Well yeah, they were usually pretty horrible. But I liked this one.


----------



## Antiquarian (Apr 29, 2014)

I can't help but feel the most appropriate setting to listen to this music is a black light illuminated room with phosphorescent posters of cannabis and toadstools, with perhaps a lava lamp or two and one of those fibre optic lamps that change colours. Oh, and velvet bean bag chairs on shag carpet, with the heavy smell of weed and cheap malt liquor permeating everything.


----------



## KenOC (Mar 7, 2011)

So you've been to my place? I don't remember that, but maybe that's not surprising, if you know what I mean. :lol:


----------



## Jay (Jul 21, 2014)

I prefer _Presenting_ to _Space Hymn_.


----------



## Weird Heather (Aug 24, 2016)

Antiquarian said:


> I can't help but feel the most appropriate setting to listen to this music is a black light illuminated room with phosphorescent posters of cannabis and toadstools, with perhaps a lava lamp or two and one of those fibre optic lamps that change colours. Oh, and velvet bean bag chairs on shag carpet, with the heavy smell of weed and cheap malt liquor permeating everything.


I couldn't think of a better setting. I might just add one thing - the shag carpet has to be filthy. (But perhaps that doesn't need to be added. Shag carpet is impossible to clean and is therefore always filthy.) And maybe one other thing - the bean bag chairs must be leaky; a bean bag chair that isn't slowly leaking its contents onto the floor just isn't a proper bean bag chair.

I haven't thought about them in a long time, and this thread just reminded me. Many, many years ago, I heard their recording of "Bye Bye Love" on a radio program, and I just had to hear more, so I had to buy a CD. To my ear, it sounds about like what might have happened if the Everly Brothers had taken a few questionable drugs before making their classic recording.
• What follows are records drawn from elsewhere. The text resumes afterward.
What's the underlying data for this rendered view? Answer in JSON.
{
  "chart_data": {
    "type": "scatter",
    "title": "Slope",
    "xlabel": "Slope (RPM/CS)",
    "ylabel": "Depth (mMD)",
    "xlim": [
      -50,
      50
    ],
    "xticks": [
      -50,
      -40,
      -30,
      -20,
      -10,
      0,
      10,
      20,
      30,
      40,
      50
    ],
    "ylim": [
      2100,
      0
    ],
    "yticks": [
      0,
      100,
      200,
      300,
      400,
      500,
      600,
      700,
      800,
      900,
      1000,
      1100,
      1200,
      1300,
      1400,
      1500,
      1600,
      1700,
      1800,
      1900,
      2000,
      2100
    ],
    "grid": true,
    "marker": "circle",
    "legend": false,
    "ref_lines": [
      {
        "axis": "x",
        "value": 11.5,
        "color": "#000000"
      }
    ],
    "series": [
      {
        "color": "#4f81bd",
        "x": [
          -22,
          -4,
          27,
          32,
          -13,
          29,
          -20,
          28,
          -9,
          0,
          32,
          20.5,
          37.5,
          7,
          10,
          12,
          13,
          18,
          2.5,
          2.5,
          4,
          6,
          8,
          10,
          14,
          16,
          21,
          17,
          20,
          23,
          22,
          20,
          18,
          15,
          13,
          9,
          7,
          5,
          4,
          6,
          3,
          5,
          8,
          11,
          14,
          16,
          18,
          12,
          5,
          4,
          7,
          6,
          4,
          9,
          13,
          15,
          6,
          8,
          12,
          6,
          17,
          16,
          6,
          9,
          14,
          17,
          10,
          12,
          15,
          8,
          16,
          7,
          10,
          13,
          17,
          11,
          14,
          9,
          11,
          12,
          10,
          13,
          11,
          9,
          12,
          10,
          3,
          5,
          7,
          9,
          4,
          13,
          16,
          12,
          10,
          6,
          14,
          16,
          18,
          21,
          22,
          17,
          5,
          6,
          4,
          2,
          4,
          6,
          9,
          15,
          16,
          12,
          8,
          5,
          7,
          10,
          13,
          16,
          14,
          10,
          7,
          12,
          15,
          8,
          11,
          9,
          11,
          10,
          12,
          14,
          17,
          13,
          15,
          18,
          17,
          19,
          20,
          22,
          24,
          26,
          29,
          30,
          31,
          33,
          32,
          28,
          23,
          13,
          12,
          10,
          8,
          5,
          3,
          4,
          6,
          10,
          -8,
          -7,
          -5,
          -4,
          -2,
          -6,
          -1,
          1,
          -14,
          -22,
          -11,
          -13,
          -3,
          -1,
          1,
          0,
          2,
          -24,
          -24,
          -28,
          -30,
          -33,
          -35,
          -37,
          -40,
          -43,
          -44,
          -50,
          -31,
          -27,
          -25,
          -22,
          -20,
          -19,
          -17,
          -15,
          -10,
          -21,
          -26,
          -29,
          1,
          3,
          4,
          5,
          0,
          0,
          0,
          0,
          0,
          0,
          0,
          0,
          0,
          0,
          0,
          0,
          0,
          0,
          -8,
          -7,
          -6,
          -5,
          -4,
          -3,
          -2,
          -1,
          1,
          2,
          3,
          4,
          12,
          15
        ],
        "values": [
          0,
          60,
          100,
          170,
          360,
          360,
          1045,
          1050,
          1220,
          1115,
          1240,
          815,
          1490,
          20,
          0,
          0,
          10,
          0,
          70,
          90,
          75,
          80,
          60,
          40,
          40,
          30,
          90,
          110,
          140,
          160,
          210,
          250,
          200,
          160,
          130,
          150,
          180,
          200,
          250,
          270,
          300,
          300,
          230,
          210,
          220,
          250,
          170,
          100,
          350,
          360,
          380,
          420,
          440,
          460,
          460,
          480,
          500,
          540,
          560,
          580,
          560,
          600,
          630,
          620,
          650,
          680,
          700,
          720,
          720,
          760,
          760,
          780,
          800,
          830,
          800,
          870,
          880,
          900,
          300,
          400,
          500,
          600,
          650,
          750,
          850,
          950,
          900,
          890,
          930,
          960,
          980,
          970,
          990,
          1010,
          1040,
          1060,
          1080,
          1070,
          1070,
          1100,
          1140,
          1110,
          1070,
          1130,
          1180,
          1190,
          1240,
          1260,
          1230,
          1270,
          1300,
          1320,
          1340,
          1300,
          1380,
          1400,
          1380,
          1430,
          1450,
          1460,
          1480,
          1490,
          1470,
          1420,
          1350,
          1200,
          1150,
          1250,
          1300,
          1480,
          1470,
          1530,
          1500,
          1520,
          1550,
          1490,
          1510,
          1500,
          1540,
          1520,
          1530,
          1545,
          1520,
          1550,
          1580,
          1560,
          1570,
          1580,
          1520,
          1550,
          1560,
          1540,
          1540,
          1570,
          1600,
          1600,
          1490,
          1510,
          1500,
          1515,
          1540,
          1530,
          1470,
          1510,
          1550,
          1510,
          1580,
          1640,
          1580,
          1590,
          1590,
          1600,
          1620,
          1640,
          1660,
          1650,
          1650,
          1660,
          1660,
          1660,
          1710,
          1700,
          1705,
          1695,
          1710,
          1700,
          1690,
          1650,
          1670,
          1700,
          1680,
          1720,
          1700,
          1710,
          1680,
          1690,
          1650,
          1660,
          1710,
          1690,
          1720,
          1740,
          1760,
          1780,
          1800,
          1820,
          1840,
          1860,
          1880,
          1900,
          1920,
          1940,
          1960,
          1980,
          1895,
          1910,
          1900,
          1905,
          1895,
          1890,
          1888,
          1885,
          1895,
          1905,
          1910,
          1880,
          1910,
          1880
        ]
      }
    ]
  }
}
I just had to listen to it and was happy to experience the weirdness again after all these years. Unfortunately, I don't have any filthy shag carpet, leaky bean bag chairs, or weed, so I can't come up with the proper atmosphere.


----------



## JohnD (Jan 27, 2014)

Jay said:


> I prefer _Presenting_ to _Space Hymn_.


I also prefer "Presenting".


----------